ROUGE (Recall-Oriented Understudy for Gisting Evaluation): Measures the overlap between generated captions and reference captions by comparing both consecutive word matches and in-sequence matches [Lin, 2004]. This metric focuses on recall and is particularly sensitive to shared word sequences, making it effective for evaluating the completeness of generated captions.
Metric | GRU | LSTM | Naive RNN |
---|---|---|---|
BLEU-1 | 63.5 | 66.3 | 64.7 |
BLEU-2 | 43.3 | 45.4 | 42.7 |
BLEU-3 | 30.0 | 31.7 | 29.1 |
BLEU-4 | 20.8 | 22.0 | 20.1 |
CIDEr | 66.1 | 68.7 | 60.8 |
METEOR | 43.1 | 43.6 | 40.7 |
ROUGE | 50.0 | 50.9 | 49.2 |
The performance of different decoder architectures for image captioning using a ResNet encoder is summarized in Table. The results indicate that the LSTM decoder achieves the best scores across all metrics, including BLEU, CIDEr, METEOR, and ROUGE. This highlights the effectiveness of LSTM in generating high-quality captions.
However, it is noteworthy that the GRU decoder performs very close to the LSTM in all metrics. For instance, the BLEU-4 score for the GRU is 20.8 compared to 22.0 for the LSTM, and the CIDEr score for the GRU is 66.1 versus 68.7 for the LSTM. The METEOR and ROUGE scores also show minimal differences between the two architectures.
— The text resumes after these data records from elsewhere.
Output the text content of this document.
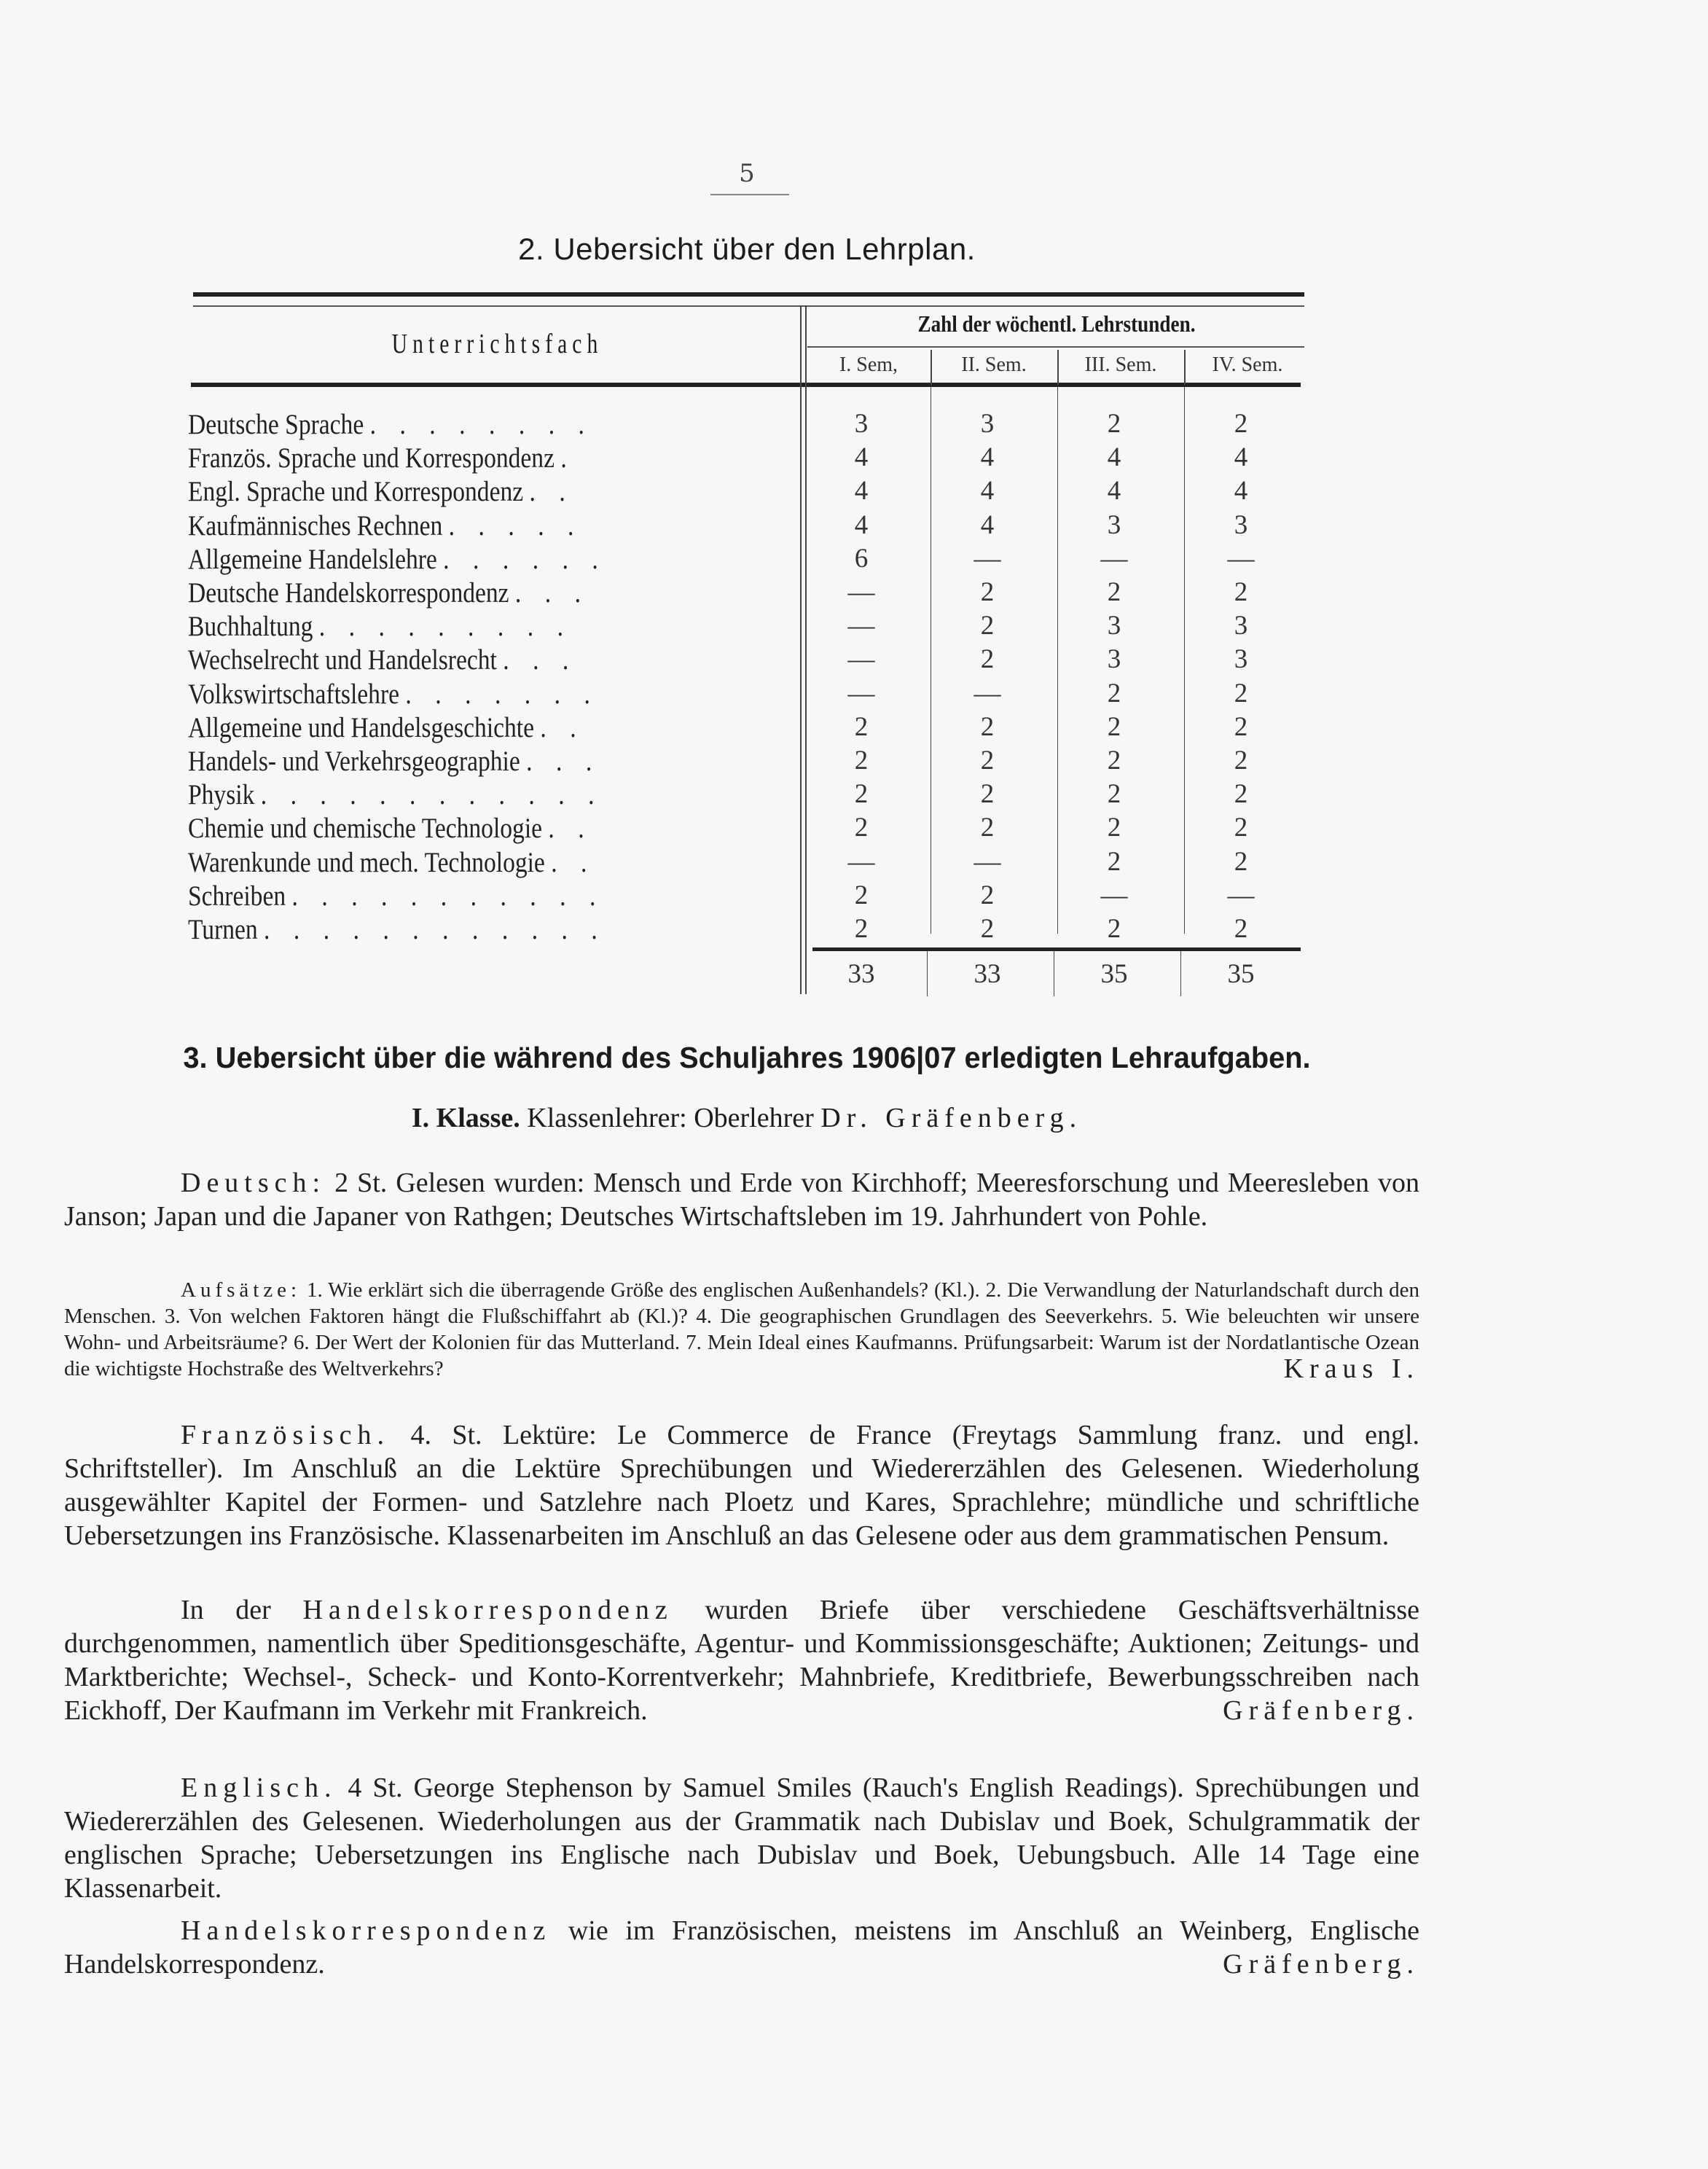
5
2. Uebersicht über den Lehrplan.
Unterrichtsfach
Zahl der wöchentl. Lehrstunden.
I. Sem,	II. Sem.	III. Sem.	IV. Sem.
Deutsche Sprache . . . . . . . .	3	3	2	2
Französ. Sprache und Korrespondenz .	4	4	4	4
Engl. Sprache und Korrespondenz . .	4	4	4	4
Kaufmännisches Rechnen . . . . .	4	4	3	3
Allgemeine Handelslehre . . . . . .	6	—	—	—
Deutsche Handelskorrespondenz . . .	—	2	2	2
Buchhaltung . . . . . . . . .	—	2	3	3
Wechselrecht und Handelsrecht . . .	—	2	3	3
Volkswirtschaftslehre . . . . . . .	—	—	2	2
Allgemeine und Handelsgeschichte . .	2	2	2	2
Handels- und Verkehrsgeographie . . .	2	2	2	2
Physik . . . . . . . . . . . .	2	2	2	2
Chemie und chemische Technologie . .	2	2	2	2
Warenkunde und mech. Technologie . .	—	—	2	2
Schreiben . . . . . . . . . . .	2	2	—	—
Turnen . . . . . . . . . . . .	2	2	2	2
33	33	35	35
3. Uebersicht über die während des Schuljahres 1906|07 erledigten Lehraufgaben.
I. Klasse. Klassenlehrer: Oberlehrer Dr. Gräfenberg.
Deutsch: 2 St. Gelesen wurden: Mensch und Erde von Kirchhoff; Meeresforschung und Meeresleben von Janson; Japan und die Japaner von Rathgen; Deutsches Wirtschaftsleben im 19. Jahrhundert von Pohle.
Aufsätze: 1. Wie erklärt sich die überragende Größe des englischen Außenhandels? (Kl.). 2. Die Verwandlung der Naturlandschaft durch den Menschen. 3. Von welchen Faktoren hängt die Flußschiffahrt ab (Kl.)? 4. Die geographischen Grundlagen des Seeverkehrs. 5. Wie beleuchten wir unsere Wohn- und Arbeitsräume? 6. Der Wert der Kolonien für das Mutterland. 7. Mein Ideal eines Kaufmanns. Prüfungsarbeit: Warum ist der Nordatlantische Ozean die wichtigste Hochstraße des Weltverkehrs?	Kraus I.
Französisch. 4. St. Lektüre: Le Commerce de France (Freytags Sammlung franz. und engl. Schriftsteller). Im Anschluß an die Lektüre Sprechübungen und Wiedererzählen des Gelesenen. Wiederholung ausgewählter Kapitel der Formen- und Satzlehre nach Ploetz und Kares, Sprachlehre; mündliche und schriftliche Uebersetzungen ins Französische. Klassenarbeiten im Anschluß an das Gelesene oder aus dem grammatischen Pensum.
In der Handelskorrespondenz wurden Briefe über verschiedene Geschäftsverhältnisse durchgenommen, namentlich über Speditionsgeschäfte, Agentur- und Kommissionsgeschäfte; Auktionen; Zeitungs- und Marktberichte; Wechsel-, Scheck- und Konto-Korrentverkehr; Mahnbriefe, Kreditbriefe, Bewerbungsschreiben nach Eickhoff, Der Kaufmann im Verkehr mit Frankreich.	Gräfenberg.
Englisch. 4 St. George Stephenson by Samuel Smiles (Rauch's English Readings). Sprechübungen und Wiedererzählen des Gelesenen. Wiederholungen aus der Grammatik nach Dubislav und Boek, Schulgrammatik der englischen Sprache; Uebersetzungen ins Englische nach Dubislav und Boek, Uebungsbuch. Alle 14 Tage eine Klassenarbeit.
Handelskorrespondenz wie im Französischen, meistens im Anschluß an Weinberg, Englische Handelskorrespondenz.	Gräfenberg.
Given that GRU is computationally simpler and requires fewer parameters compared to LSTM, its performance makes it an attractive alternative in scenarios where computational efficiency is a priority. The Naive RNN decoder, while functional, lags behind both the GRU and LSTM in every metric, highlighting its limitations in this context.
In this work, we explored different recurrent neural network architectures for image captioning, implementing and comparing Naive RNN, LSTM, and GRU models. We also attempted to implement an attention mechanism with LSTM [8], though this model did not converge during training. The attention mechanism was designed to allow the model to focus on different parts of the image features while generating each word, potentially enabling more precise and contextually relevant captions. While the theoretical benefits of attention are well-documented in literature, getting such models to converge often requires careful hyperparameter tuning and longer training times than were available for this project.
Our experimental results showed that the LSTM model achieved the best performance metrics, followed closely by the GRU model, while the Naive RNN performed notably worse. This aligns with theoretical expectations, as both LSTM and GRU are designed to handle the vanishing gradient problem that plagues simple RNNs. This allows them to better capture long-term dependencies in sequential data. The LSTM's superior performance can be attributed to its more sophisticated gating mechanism, which allows for better control over information flow through the network.
However, when considering the trade-off between performance and model complexity, the GRU is a particularly attractive option. The GRU model offers an excellent balance of efficiency and effectiveness with fewer parameters and a simpler architecture than LSTM, but nearly matching performance. This makes it potentially the best choice for practical applications where computational resources may be limited.
Future work could focus on successfully implementing the attention mechanism, which would require more extensive hyperparameter optimization and training time. Additionally, exploring more recent architectures like Transformers could provide interesting comparisons to these traditional recurrent approaches. The integration of pre-trained vision models for feature extraction could also potentially improve the quality of the generated captions across all architectures.